Le droit est justement un outil de paix et un des rares outils qui puissent juguler la collusion des intérêts existant entre la sphère politique et le monde économique. La démocratie est mise à mal, notre voix de citoyen ne compte plus vraiment face aux intérêts qui lient nos dirigeants et les grands patrons. Ainsi le droit, en particulier le droit international a fortiori pénal doit être renforcé, réadapté au contexte actuel. L’ONU tente depuis plusieurs décennies d’instaurer un droit à un environnement sain. Ce droit est revendiqué depuis la Conférence de Stockholm de 1972, clairement nommé dans la Déclaration de Rio de 1992 qui indique dans son article 1er le fait que les êtres humains ont « droit à une vie saine et productive en harmonie avec la nature » et complété par la Déclaration de Vienne de 1993 qui l’associe au droit au développement et aux droits des générations futures.
Mais notre droit à un environnement sain n’a pas encore été reconnu comme un droit fondamental et il menace les intérêts des multinationales, tout comme les négociations sur le climat. Ces dernières œuvrent farouchement pour que de nouveaux accords de libre échange et d’investissement ainsi que les politiques de l’OMC, du FMI et de la Banque Mondiale instituent un cadre juridique leur accordant une protection unilatérale.
Pour contrer cette OPA sur le droit international des droits de l’homme, il est impératif que la justice pénale internationale évolue en levant l’impunité des dirigeants de multinationales quand leurs actions menacent la sûreté de la planète. Pour cela, il faut reconnaître de nouveaux types de crimes et de nouvelles juridictions pour les juger, sans quoi nous resterions dans une vision anthropocentrée du droit ou ni les intérêts de la nature ni ceux des générations futures ne pourraient être pris en considération. Pour cela, le mouvement citoyen international End Ecocide on Earth œuvre à modifier le Statut de Rome, fondateur de la Cour pénale internationale (CPI) et en vigueur depuis juillet 2002. Son cadre est favorable à l’adoption de nouvelles normes contraignantes car il peut être révisé à la demande d’un ou plusieurs États parties face à de nouvelles menaces contre la Paix.
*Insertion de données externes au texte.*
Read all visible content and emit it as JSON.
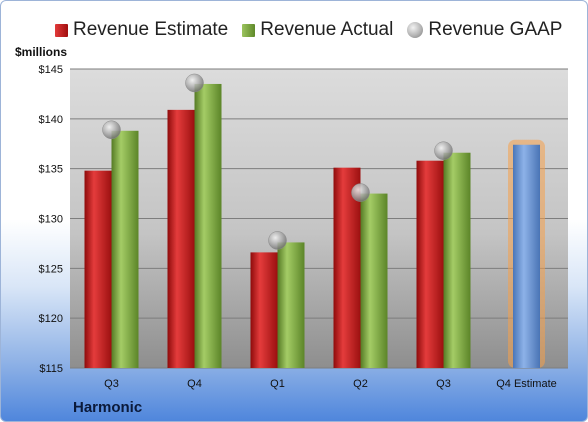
{
  "chart_data": {
    "type": "bar",
    "categories": [
      "Q3",
      "Q4",
      "Q1",
      "Q2",
      "Q3",
      "Q4 Estimate"
    ],
    "series": [
      {
        "name": "Revenue Estimate",
        "values": [
          134.8,
          140.9,
          126.6,
          135.1,
          135.8,
          137.4
        ],
        "color": "#c0191b"
      },
      {
        "name": "Revenue Actual",
        "values": [
          138.8,
          143.5,
          127.6,
          132.5,
          136.6,
          null
        ],
        "color": "#78a33a"
      },
      {
        "name": "Revenue GAAP",
        "values": [
          138.9,
          143.6,
          127.8,
          132.6,
          136.8,
          null
        ],
        "color": "#a8a8a8"
      }
    ],
    "ylabel": "$millions",
    "ylim": [
      115,
      145
    ],
    "yticks": [
      "$115",
      "$120",
      "$125",
      "$130",
      "$135",
      "$140",
      "$145"
    ],
    "ytick_values": [
      115,
      120,
      125,
      130,
      135,
      140,
      145
    ],
    "grid": true,
    "legend_position": "top",
    "highlight_category": "Q4 Estimate",
    "highlight_bar_color": "#6f9ad6",
    "highlight_glow_color": "#f5a14a"
  },
  "company": "Harmonic"
}
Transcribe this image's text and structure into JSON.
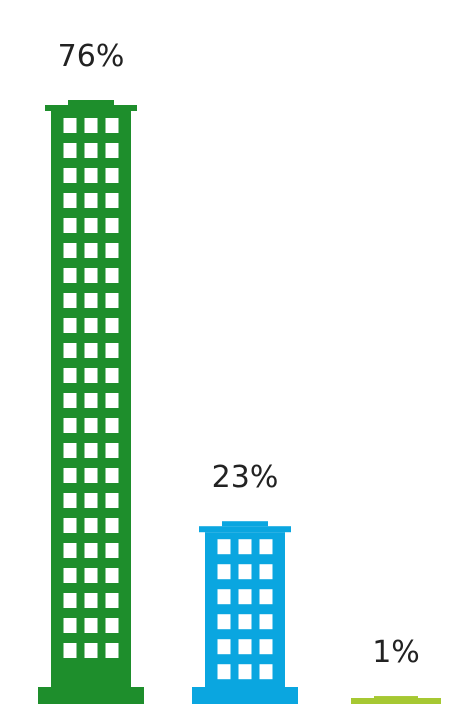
{
  "chart_data": {
    "type": "bar",
    "style": "building pictogram",
    "categories": [
      "",
      "",
      ""
    ],
    "values": [
      76,
      23,
      1
    ],
    "labels": [
      "76%",
      "23%",
      "1%"
    ],
    "colors": [
      "#1e8e2c",
      "#0aa6e0",
      "#a6c832"
    ],
    "ylim": [
      0,
      76
    ],
    "grid": false,
    "legend": "none"
  }
}
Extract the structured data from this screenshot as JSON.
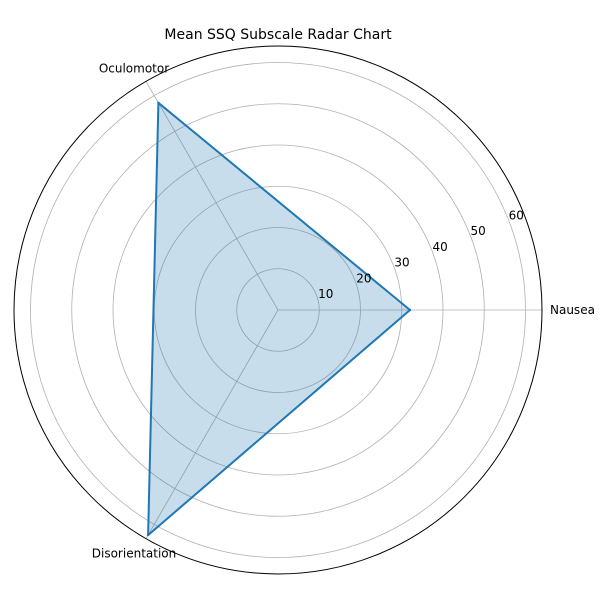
{
  "chart_data": {
    "type": "radar",
    "title": "Mean SSQ Subscale Radar Chart",
    "categories": [
      "Nausea",
      "Oculomotor",
      "Disorientation"
    ],
    "values": [
      32,
      58,
      63
    ],
    "rlim": [
      0,
      64
    ],
    "rticks": [
      10,
      20,
      30,
      40,
      50,
      60
    ],
    "grid": true,
    "fill_alpha": 0.25,
    "colors": {
      "line": "#1f77b4",
      "fill": "#1f77b4",
      "grid": "#b0b0b0",
      "frame": "#000000"
    }
  }
}
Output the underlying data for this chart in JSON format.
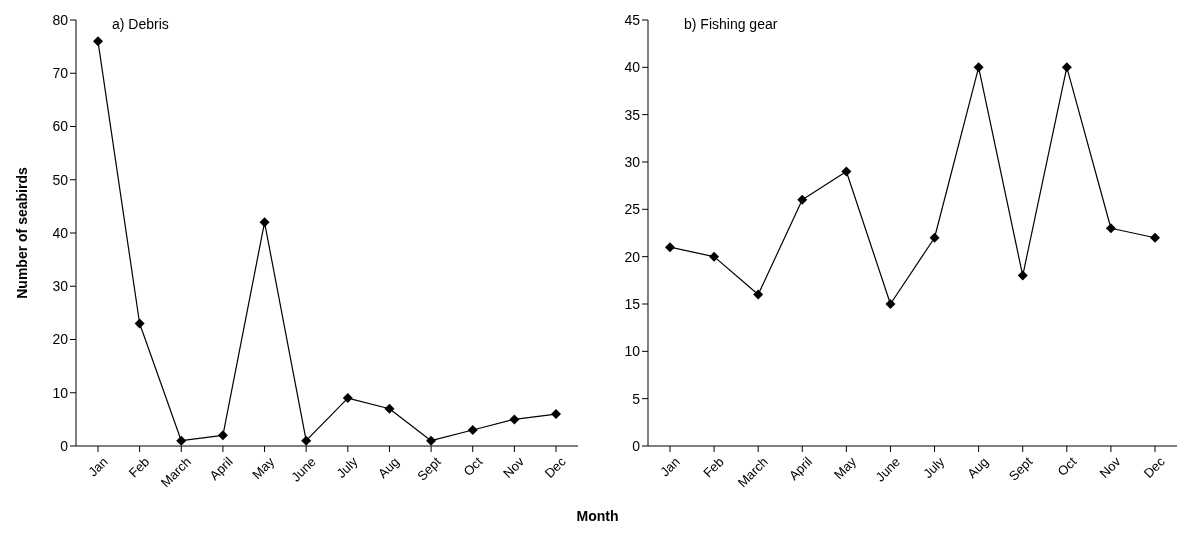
{
  "chart_data": [
    {
      "type": "line",
      "title": "a) Debris",
      "ylabel": "Number of seabirds",
      "xlabel": "Month",
      "categories": [
        "Jan",
        "Feb",
        "March",
        "April",
        "May",
        "June",
        "July",
        "Aug",
        "Sept",
        "Oct",
        "Nov",
        "Dec"
      ],
      "series": [
        {
          "color": "#000000",
          "values": [
            76,
            23,
            1,
            2,
            42,
            1,
            9,
            7,
            1,
            3,
            5,
            6
          ]
        }
      ],
      "ylim": [
        0,
        80
      ],
      "yticks": [
        0,
        10,
        20,
        30,
        40,
        50,
        60,
        70,
        80
      ],
      "marker": "diamond"
    },
    {
      "type": "line",
      "title": "b) Fishing gear",
      "categories": [
        "Jan",
        "Feb",
        "March",
        "April",
        "May",
        "June",
        "July",
        "Aug",
        "Sept",
        "Oct",
        "Nov",
        "Dec"
      ],
      "series": [
        {
          "color": "#000000",
          "values": [
            21,
            20,
            16,
            26,
            29,
            15,
            22,
            40,
            18,
            40,
            23,
            22
          ]
        }
      ],
      "ylim": [
        0,
        45
      ],
      "yticks": [
        0,
        5,
        10,
        15,
        20,
        25,
        30,
        35,
        40,
        45
      ],
      "marker": "diamond"
    }
  ]
}
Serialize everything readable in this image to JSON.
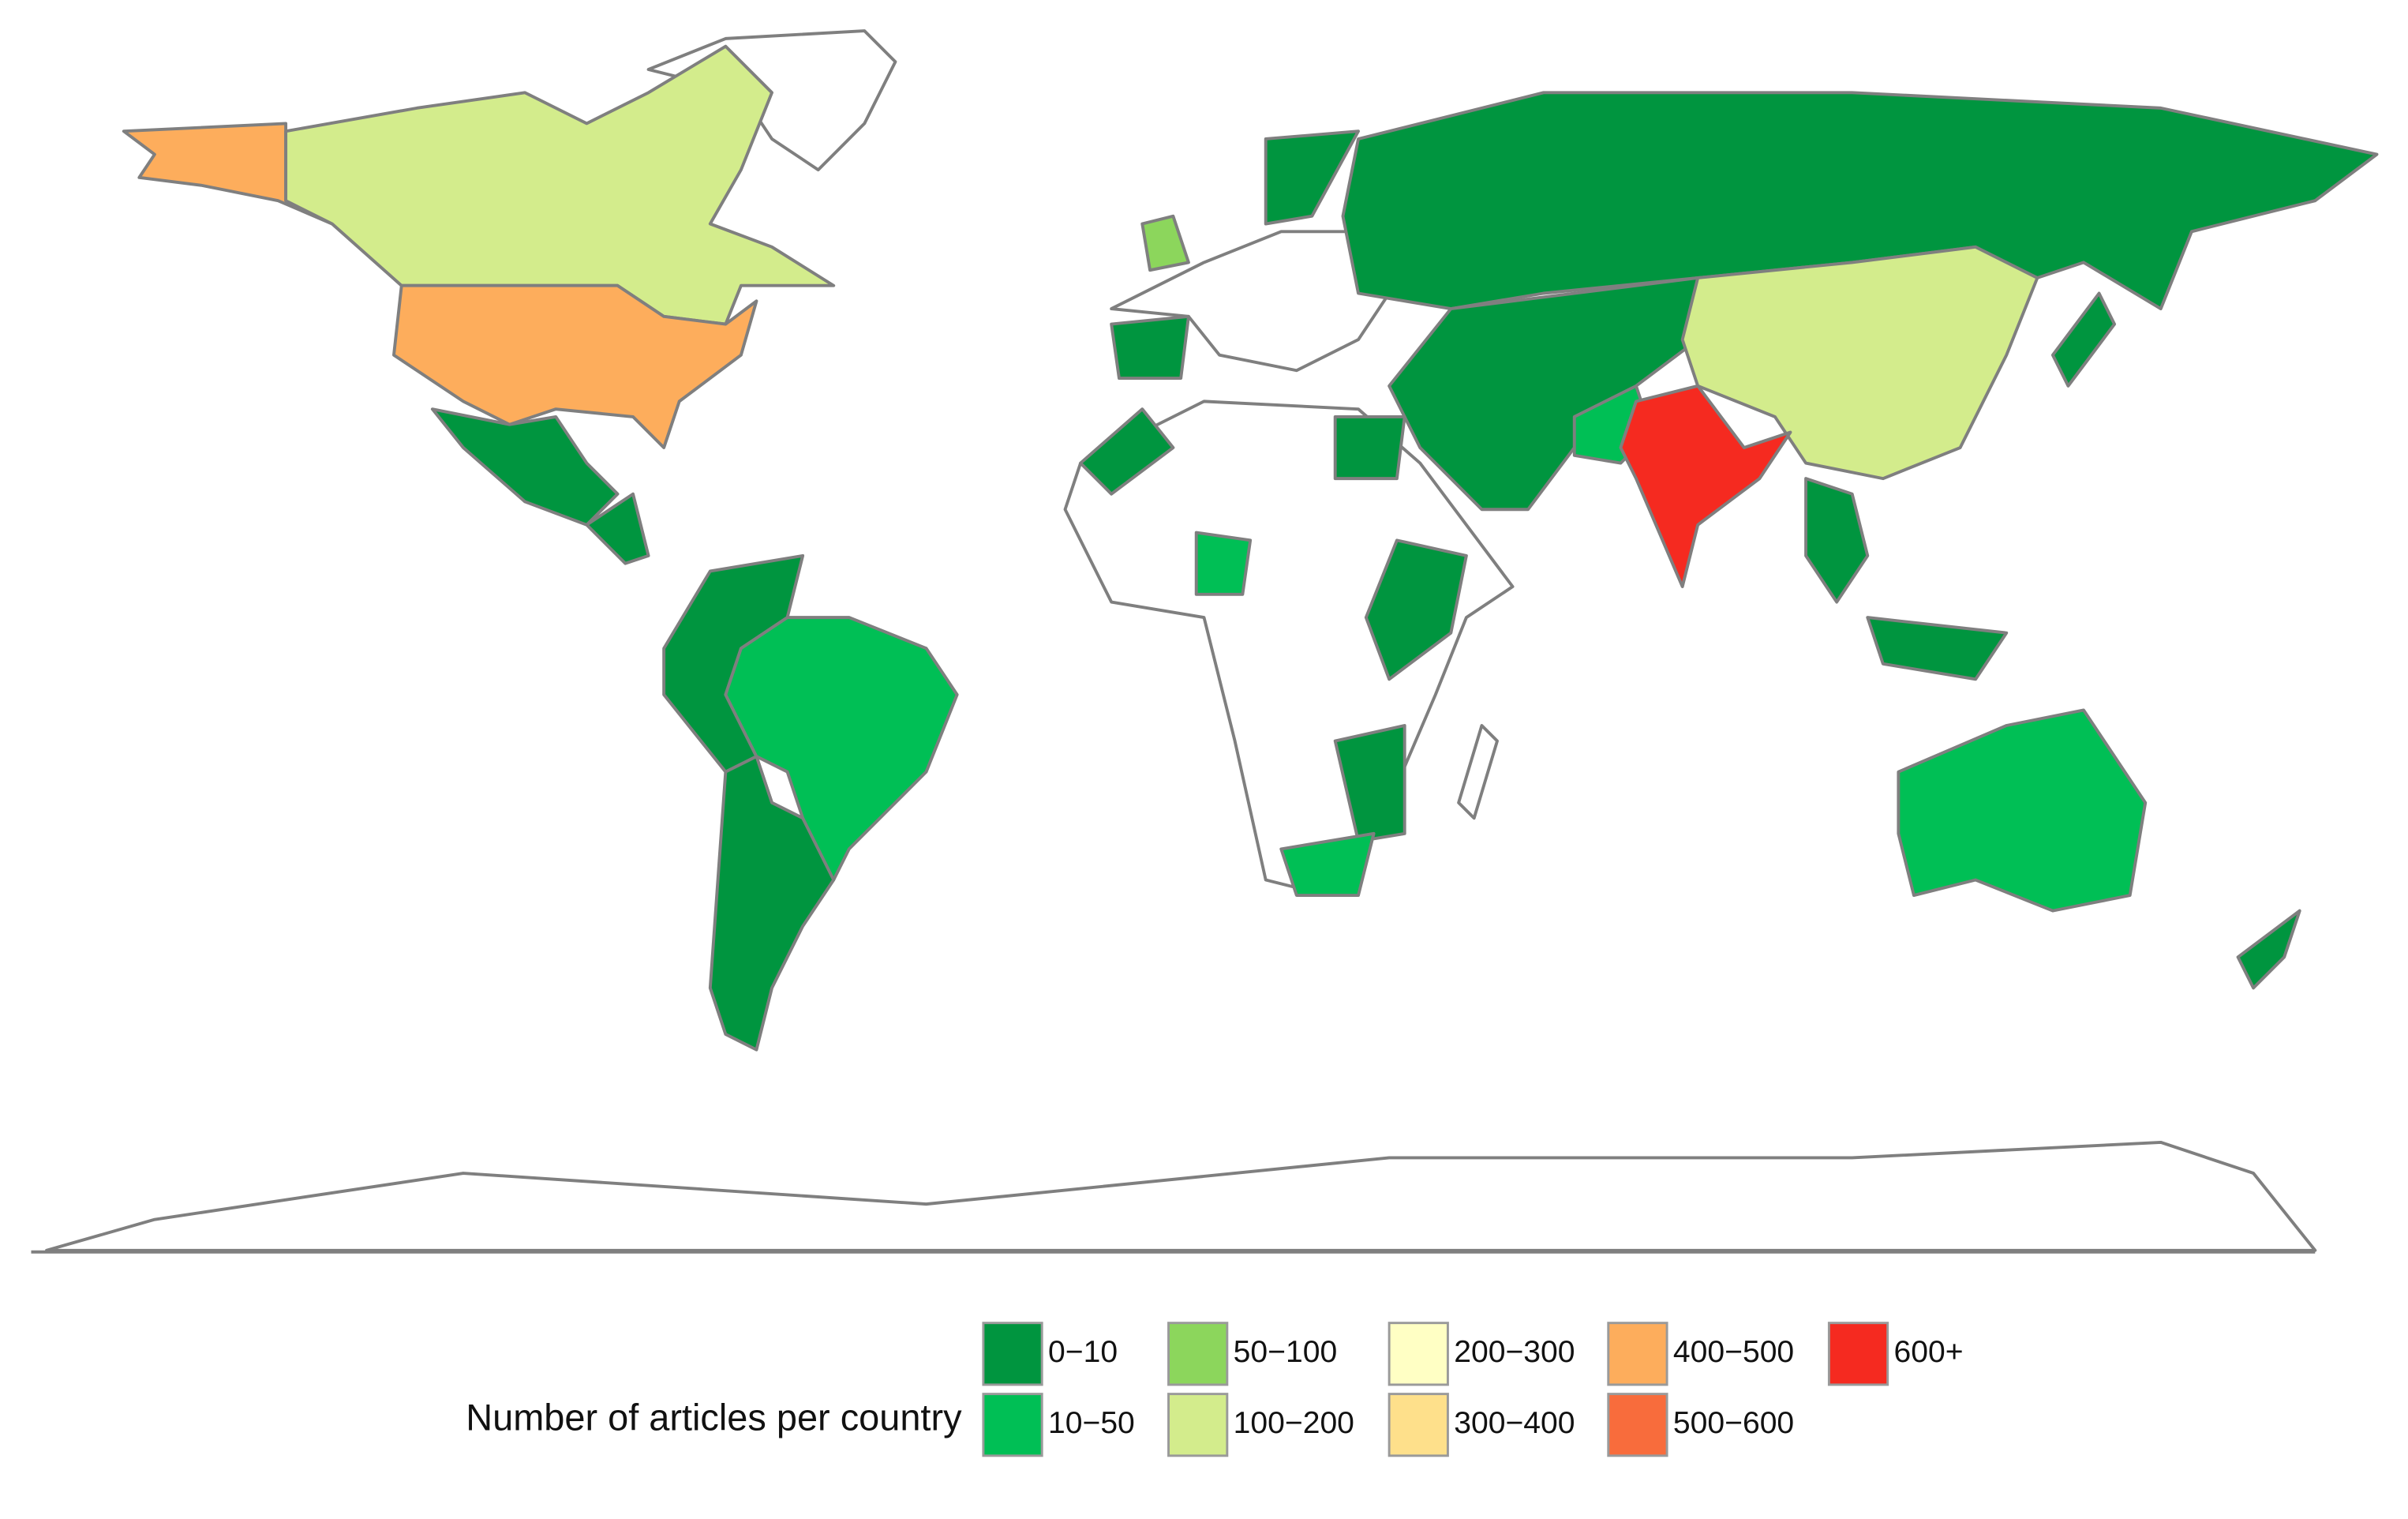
{
  "legend": {
    "title": "Number of articles per country",
    "items": [
      {
        "label": "0−10",
        "color": "#00953f"
      },
      {
        "label": "10−50",
        "color": "#00bf55"
      },
      {
        "label": "50−100",
        "color": "#8cd65c"
      },
      {
        "label": "100−200",
        "color": "#d3ec8c"
      },
      {
        "label": "200−300",
        "color": "#ffffc4"
      },
      {
        "label": "300−400",
        "color": "#fee08b"
      },
      {
        "label": "400−500",
        "color": "#fdad5c"
      },
      {
        "label": "500−600",
        "color": "#f86c3c"
      },
      {
        "label": "600+",
        "color": "#f52a20"
      }
    ]
  }
}
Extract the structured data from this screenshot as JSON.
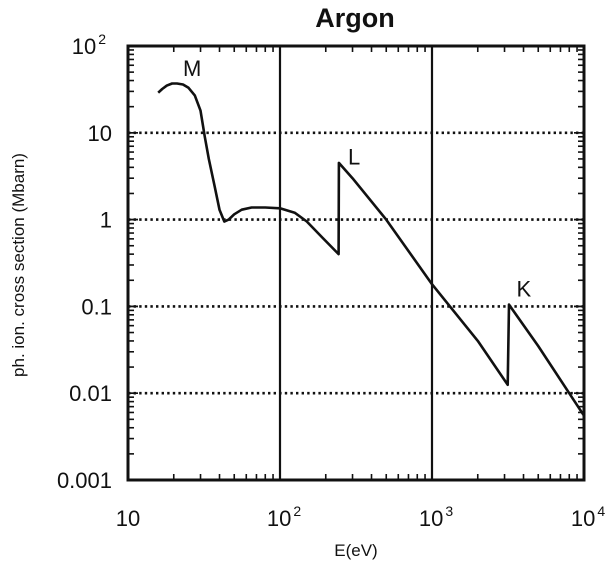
{
  "chart_data": {
    "type": "line",
    "title": "Argon",
    "xlabel": "E(eV)",
    "ylabel": "ph. ion. cross section (Mbarn)",
    "xscale": "log",
    "yscale": "log",
    "xlim": [
      10,
      10000
    ],
    "ylim": [
      0.001,
      100
    ],
    "x_tick_labels": [
      {
        "value": 10,
        "base": "10",
        "exp": ""
      },
      {
        "value": 100,
        "base": "10",
        "exp": "2"
      },
      {
        "value": 1000,
        "base": "10",
        "exp": "3"
      },
      {
        "value": 10000,
        "base": "10",
        "exp": "4"
      }
    ],
    "y_tick_labels": [
      {
        "value": 100,
        "base": "10",
        "exp": "2"
      },
      {
        "value": 10,
        "base": "10",
        "exp": ""
      },
      {
        "value": 1,
        "base": "1",
        "exp": ""
      },
      {
        "value": 0.1,
        "base": "0.1",
        "exp": ""
      },
      {
        "value": 0.01,
        "base": "0.01",
        "exp": ""
      },
      {
        "value": 0.001,
        "base": "0.001",
        "exp": ""
      }
    ],
    "grid": {
      "vertical_solid_at": [
        100,
        1000
      ],
      "horizontal_dotted_at": [
        10,
        1,
        0.1,
        0.01
      ]
    },
    "annotations": [
      {
        "text": "M",
        "x": 23,
        "y": 45
      },
      {
        "text": "L",
        "x": 280,
        "y": 4.3
      },
      {
        "text": "K",
        "x": 3600,
        "y": 0.13
      }
    ],
    "series": [
      {
        "values": [
          [
            15.8,
            29
          ],
          [
            16.8,
            32
          ],
          [
            18,
            35
          ],
          [
            19.5,
            37
          ],
          [
            21,
            37
          ],
          [
            23,
            36
          ],
          [
            25,
            33
          ],
          [
            27.5,
            27
          ],
          [
            30,
            18
          ],
          [
            32,
            9
          ],
          [
            34,
            5
          ],
          [
            37,
            2.5
          ],
          [
            40,
            1.3
          ],
          [
            43,
            0.95
          ],
          [
            46,
            1.0
          ],
          [
            50,
            1.15
          ],
          [
            56,
            1.3
          ],
          [
            65,
            1.38
          ],
          [
            80,
            1.38
          ],
          [
            100,
            1.35
          ],
          [
            125,
            1.2
          ],
          [
            150,
            0.95
          ],
          [
            190,
            0.62
          ],
          [
            243,
            0.4
          ],
          [
            244,
            4.5
          ],
          [
            300,
            3.0
          ],
          [
            500,
            1.0
          ],
          [
            1000,
            0.18
          ],
          [
            2000,
            0.04
          ],
          [
            3150,
            0.0125
          ],
          [
            3210,
            0.105
          ],
          [
            5000,
            0.035
          ],
          [
            10000,
            0.0055
          ]
        ]
      }
    ]
  }
}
La CPI est chargée de juger les personnes accusées des crimes internationaux les plus graves: crime de génocide, crime contre l’humanité, crime d’agression et crime de guerre. End Ecocide on Earth demande qu’un cinquième type de crime soit reconnu, le crime d’écocide, pour des dommages durables et graves aux communaux planétaires ou a des services ecosystemiques dont dépendent une population, ou un sous-groupe de population comme les groupes minoritaires ou autochtones. L’un des principes clés du texte de 17 amendements que nous proposons au Statut de la CPI pour qu’elle puisse juger le crime d’écocide est le principe de précaution élevé au rang de norme universelle. Le juge international aurait ainsi les moyens de prononcer des mesures conservatoires sur des projets industriels dangereux et pollueurs, et ainsi imposer des mesures contraignantes pour endiguer le changement climatique. Nous avons remis notre proposition entre les mains de Ban Ki Moon dimanche 29 novembre 2015 pour qu’il en soit informe et nous cherchons maintenant l’appui officiel d’un Etat pour porter le projet devant la prochaine assemblée des États parties à la CPI.